You genuinely want to know how he’s doing. You like(d) Kama. Actually you and Kama shared some good times back in school days, before he started hanging around the socialite circles and sold his soul to fame.
You are 34. Two kids in. Your debts from that failed Company are almost fully repaid. You’ve survived a horrendous second pregnancy. You’ve survived a strained marriage. You’ve survived a separation. Your biggest triumph however isn’t all that external stuff. No. Your biggest triumph is more subtle, more internal, more Spiritual if you may. In fact, you’ve travelled the world and realised that being grounded in God was the thing you needed all along. You now pray for 30 minutes every morning. You share bible verses on insta stories. You speak openly about your life, struggles, triumphs, and somehow, somehow, you have found a peace that surpasses all history, all Comparison (including that Robert who went to Harvard and now apparently is doing some ass kicking on Wall street, no no, you don’t resent him at all, ok maybe a little, but not enough to lose sleep).

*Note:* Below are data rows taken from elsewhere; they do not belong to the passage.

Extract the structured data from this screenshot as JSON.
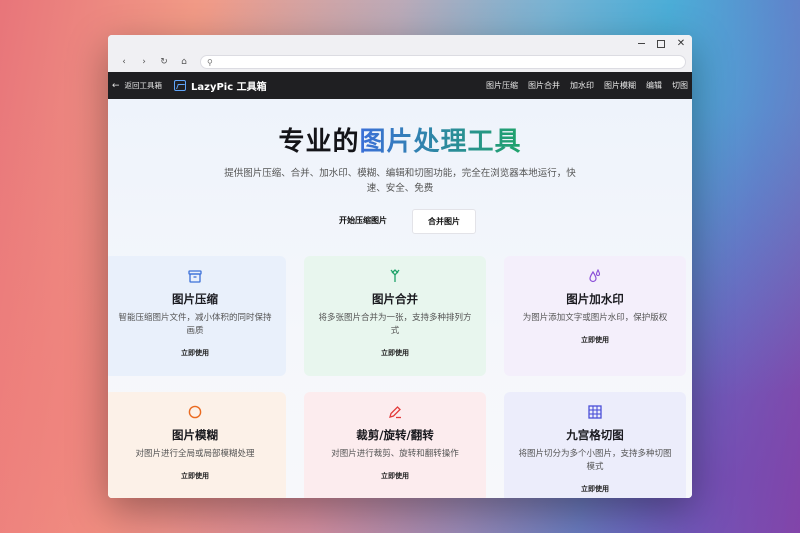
{
  "browser": {
    "url": ""
  },
  "appnav": {
    "back_label": "返回工具箱",
    "brand": "LazyPic 工具箱",
    "links": [
      "图片压缩",
      "图片合并",
      "加水印",
      "图片模糊",
      "编辑",
      "切图"
    ]
  },
  "hero": {
    "title_prefix": "专业的",
    "title_highlight": "图片处理工具",
    "subtitle": "提供图片压缩、合并、加水印、模糊、编辑和切图功能，完全在浏览器本地运行，快速、安全、免费",
    "btn_primary": "开始压缩图片",
    "btn_secondary": "合并图片"
  },
  "cards": [
    {
      "title": "图片压缩",
      "desc": "智能压缩图片文件，减小体积的同时保持画质",
      "use": "立即使用",
      "icon": "archive-icon",
      "color": "#3b6fd8"
    },
    {
      "title": "图片合并",
      "desc": "将多张图片合并为一张，支持多种排列方式",
      "use": "立即使用",
      "icon": "merge-icon",
      "color": "#1fa36a"
    },
    {
      "title": "图片加水印",
      "desc": "为图片添加文字或图片水印，保护版权",
      "use": "立即使用",
      "icon": "droplets-icon",
      "color": "#8b4fd8"
    },
    {
      "title": "图片模糊",
      "desc": "对图片进行全局或局部模糊处理",
      "use": "立即使用",
      "icon": "circle-icon",
      "color": "#ea6a1f"
    },
    {
      "title": "裁剪/旋转/翻转",
      "desc": "对图片进行裁剪、旋转和翻转操作",
      "use": "立即使用",
      "icon": "pen-icon",
      "color": "#e23b3b"
    },
    {
      "title": "九宫格切图",
      "desc": "将图片切分为多个小图片，支持多种切图模式",
      "use": "立即使用",
      "icon": "grid-icon",
      "color": "#4b4fd8"
    }
  ]
}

You wake up, you pray, you go out and do your thing. Your close friends give a damn about you, and vice versa. You’ve never been more happily married, and your kids give you a joy you can’t describe. You’ve got passions, and a career, and a purpose, and faith and everything in between that was always there but you were too caught up in ‘Chasing the dream’ to see it all.

And you sit down this one Friday morning to write an article, and the only two words that come to mind are, IT’S OK. Your yesterday, your Today, and your future, whatever that may be, are all OK. It’s your story, uniquely yours, and no amount of wishing, and comparing and chasing winds will change that. Like someone once said, ‘Kila mtu na mtihani yake’. Now that was a wise human.